Today I'll refer to how I recently set up my email accounts for best efficiency leveraging one service you probably already use: Gmail, but in a specific context. Let me explain.

I have active Gmail, Yahoo and Outlook accounts as well as three IMAP accounts from my start-ups. I used Outlook (desktop client) to manage all these inboxes. The problem was that spam became uncontrollable, specifically for my three IMAP accounts and for Yahoo.

I tried putting spam assassins at the server level; local filters at the local level; all for naught. I continued to get abused by Viagra pills, Nigerian despots, lonely women and all the other clever variations spammers use. It was overwhelming.

I always thought Gmail was amazing at beating spam. So I decided to route all my mail through Gmail so Google can filter it all out for my five other accounts. I can then continue to use Outlook to manage this filtered mail.

Here’s what I did:

Imported all the accounts into gmail.com via Settings > Accounts and Imports.
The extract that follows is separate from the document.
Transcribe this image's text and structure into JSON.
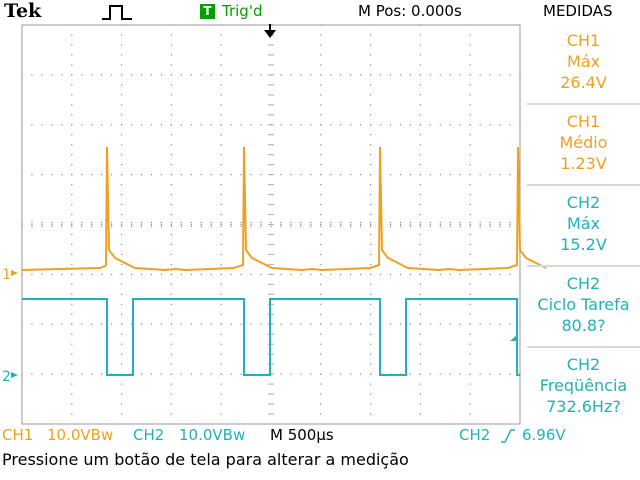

Created a label for each account so they appear as their own mailbox on Outlook. The method is to create a filter: Settings > Filter > Create new filter > e.g. for all emails with yahoo.com in the to: field and direct into the corresponding label.

Kept the default Gmail setup for different tabs: Primary, Social, Promotions, Updates and Forum. These tabs work really well, and after importing all my emails they in turn were automatically organized around those tabs.

In case you’re not familiar, Gmail analyzes whether an email is something from a social network or forum, an ad, or spam from an app or website, and then categorizes them accordingly into these tabs. This isolates the mail that are important (i.e. Primary) and you can glance through the rest whenever you want. This system works superbly.

Editor’s Note:
Jeffrey Yuwono is CEO and co-founder of Feecha, a hyperlocal news app for neighbourhoods. A Stanford MBA and Duke undergrad, Jeff writes insightful observations about technology once a day on his blog The Cornerplay and now on this weekly column on TechSpot.

The problem however is that desktop mail clients like Outlook don’t support Gmail tabs, so without this label I can’t access the Primary tab. Without it, the inbox I do get on Outlook contains all the emails received, including the ads already categorized under Promotions. This defeats the purpose of the whole exercise!

Fortunately, there’s a clever hack around it: create a label to mirror the Primary tab. Filter all emails that match Category:Primary and direct to the new label. Via this label, I can now effectively access the Primary tab from any mail client.

Gmail takes its sweet time to import mail. Presumably, because Google has to scan emails so they can categorize them correctly (and figure out what ads to display, but whatever).

On clients like Outlook, Gmail is the only email account needed. All the other emails you’ve imported with their corresponding labels will appear through it. On mobile, I can now actually use the native Gmail app, which of course does support tabs.

After a week of use, I’m happy to report that spam is mostly eradicated. I say mostly because Gmail does not do a complete job detecting spam of Chinese origins.

Switching to Gmail made a huge difference on mobile. Now when I get a new mail notification I’m more likely to check it, and it’s far easier to keep track of what I need to read now that my inbox is not flooded by spam.

There are important drawbacks, however. The biggest is that Gmail doesn’t play well with Outlook. There are three problems:

1) Outlook is slow at indexing and displaying Gmail;

2) Mail ordered by time is actually time received, which is the time you imported the emails into Gmail but not the time they were actually received. You can fix this by sorting by time sent, but then you can’t group emails by conversation on Outlook;

3) When you send email from Outlook, you have to always specify who it’s from (sender account) unless you’re comfortable with the default.

I suspect all local clients, not just Outlook, will suffer from these annoyances. I actually gave up using Outlook on an older PC because it was too slow, and just used gmail.com instead.

If you’re an Outlook addict, you may not want to follow in my footsteps.

Another issue I experienced was that Yahoo doesn’t work well with Gmail either. Fetching Yahoo mail is rife with errors and delays. Gmail will often give me a message that it encountered server or authentication errors when it tries to fetch from Yahoo. So Yahoo mail that I received yesterday may not appear until today on Gmail. I’m OK with this as my Yahoo mail is typically used to register for apps and websites, but your situation may be different.

Overall, I’m happy with the switch. I’m disappointed I stopped using Outlook – it’s more fully featured than Gmail, and the calendar integration is leaps ahead – but defeating spam is worth the price.